Les réseaux sociaux à l'origine de 20% des montants levés

Les réseaux sociaux sont bien sûr importants : sur Indiegogo, les fonds provenant de ce biais représentent en général 20% de la somme levée. Kickstarter conseille également de viser les communautés étendues en lien avec son projet… Voire d'organiser une petite fête pour mobiliser ses soutiens les plus proches.

10. Ne pas faire de mises à jour pendant la campagne

Conserver la dynamique pendant la campagne est l'un des facteurs primordiaux de réussite.

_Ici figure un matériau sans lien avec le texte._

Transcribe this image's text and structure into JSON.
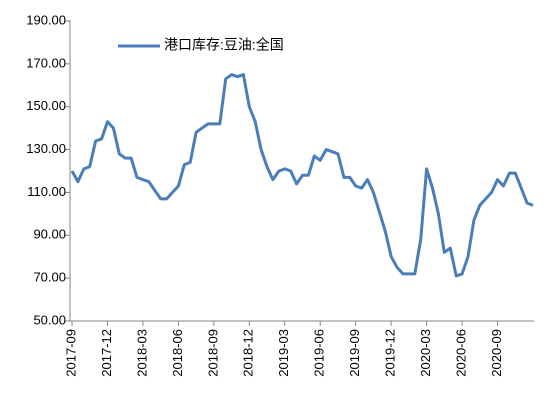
{
  "chart_data": {
    "type": "line",
    "categories": [
      "2017-09",
      null,
      null,
      null,
      null,
      null,
      "2017-12",
      null,
      null,
      null,
      null,
      null,
      "2018-03",
      null,
      null,
      null,
      null,
      null,
      "2018-06",
      null,
      null,
      null,
      null,
      null,
      "2018-09",
      null,
      null,
      null,
      null,
      null,
      "2018-12",
      null,
      null,
      null,
      null,
      null,
      "2019-03",
      null,
      null,
      null,
      null,
      null,
      "2019-06",
      null,
      null,
      null,
      null,
      null,
      "2019-09",
      null,
      null,
      null,
      null,
      null,
      "2019-12",
      null,
      null,
      null,
      null,
      null,
      "2020-03",
      null,
      null,
      null,
      null,
      null,
      "2020-06",
      null,
      null,
      null,
      null,
      null,
      "2020-09",
      null,
      null,
      null,
      null,
      null,
      null
    ],
    "series": [
      {
        "name": "港口库存:豆油:全国",
        "color": "#4a7ebb",
        "values": [
          120,
          115,
          121,
          122,
          134,
          135,
          143,
          140,
          128,
          126,
          126,
          117,
          116,
          115,
          111,
          107,
          107,
          110,
          113,
          123,
          124,
          138,
          140,
          142,
          142,
          142,
          163,
          165,
          164,
          165,
          150,
          143,
          130,
          122,
          116,
          120,
          121,
          120,
          114,
          118,
          118,
          127,
          125,
          130,
          129,
          128,
          117,
          117,
          113,
          112,
          116,
          110,
          101,
          92,
          80,
          75,
          72,
          72,
          72,
          88,
          121,
          112,
          100,
          82,
          84,
          71,
          72,
          80,
          97,
          104,
          107,
          110,
          116,
          113,
          119,
          119,
          112,
          105,
          104
        ]
      }
    ],
    "ylim": [
      50,
      190
    ],
    "yticks": [
      {
        "value": 50,
        "label": "50.00"
      },
      {
        "value": 70,
        "label": "70.00"
      },
      {
        "value": 90,
        "label": "90.00"
      },
      {
        "value": 110,
        "label": "110.00"
      },
      {
        "value": 130,
        "label": "130.00"
      },
      {
        "value": 150,
        "label": "150.00"
      },
      {
        "value": 170,
        "label": "170.00"
      },
      {
        "value": 190,
        "label": "190.00"
      }
    ],
    "grid": false
  }
}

De nombreuses plateformes mettent en avant les projets "trending", ceux qui attirent le plus de commentaires et de visiteurs et qui enregistrent le plus d'activité sur leur page. Rien de mieux pour se faire repérer que de publier régulièrement des actualités pour informer les contributeurs des étapes de financement franchies ou de l'avancement du projet : photos de l'équipe en plein travail, annonce sur un nouveau partenaire…

"Peu après le lancement d'un projet, le créateur commence à recevoir un flux de questions et de commentaires de contributeurs potentiels. Consultez vos messages. Répondez à chaque point soulevé. Si vous remarquez que certaines questions reviennent plus souvent que d'autres, ajoutez-les à votre FAQ", conseille Kickstarter.